You sit down to pray, but you don't feel like praying. You know you should want to be with God, but if you are honest, you admit that you really don't. So many other things are more interesting and/or pressing. The show you watched on tv last night. The situation at work you don't know what to do with. The conversation you want to have with your son or daughter. How you feel physically. It's effortless to dwell on these things. And then you stare at your Bible. You know you need to spend time with God, so you decide to knuckle down and do it. You feel as excited as if you are preparing your taxes...

Is your prayer life stuck in the mud?

We all hit these spots in our prayer lives when we feel stuck in the mud. The paragraph above pretty much describes the state I was in when I sat down for devotions this morning. Then in my readings, I hit on an idea that might explain some of the malaise we struggle with.
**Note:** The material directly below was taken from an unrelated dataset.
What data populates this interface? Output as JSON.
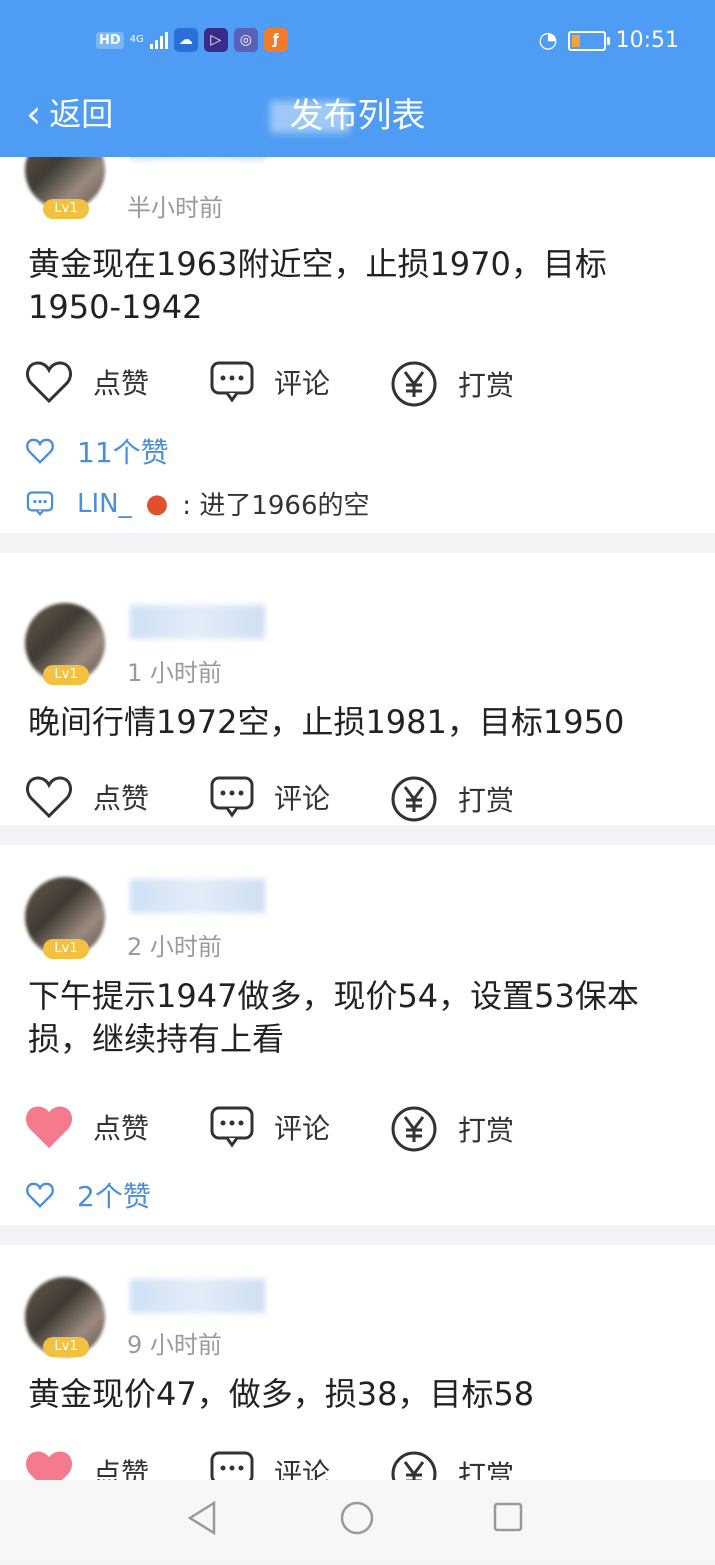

Maybe we're trying to be God's boss, and he doesn't play that game.

Thomas Kelly, an American Quaker writing around 1940, teaches that two problems coincide for American Christians.
1. In our humanistic, do-it-yourself culture, we tend to suppose that we are the initiator and God is the responder. When we pray, we pull ourselves up by our bootstraps and make prayer happen. We go to a waiting God. However, Kelly correctly points out that in reality, Christ who indwells us is always the initiator and we are the responders. He causes prayer to arise within us. To think otherwise is to be tragically proud and self-reliant.
2. When spiritual pride infects our prayer lives, God often withdraws his graces in order to teach us humility. It is good that this happens. A sign of spiritual immaturity is making ourselves the dictators and God the listener. On the other hand, "maturing experience brings awareness of being met and tutored, purged and disciplined, simplified and made pliant in His holy will by a power waiting within us." 
Can much of our malaise in prayer be traced back to trying to make ourselves God's dictators?

Kelly's recipe for renewal runs in the opposite direction. It is simple prayer that goes on all day long in the midst of our daily activities and has a twofold emphasis: surrendering and praising. To surrender is to let God be the boss. To praise is to give in to the gladness that wells up in our hearts when we dwell on who God is. In all cases, we let God be the boss of prayer and allow him to renew us when and how he decides.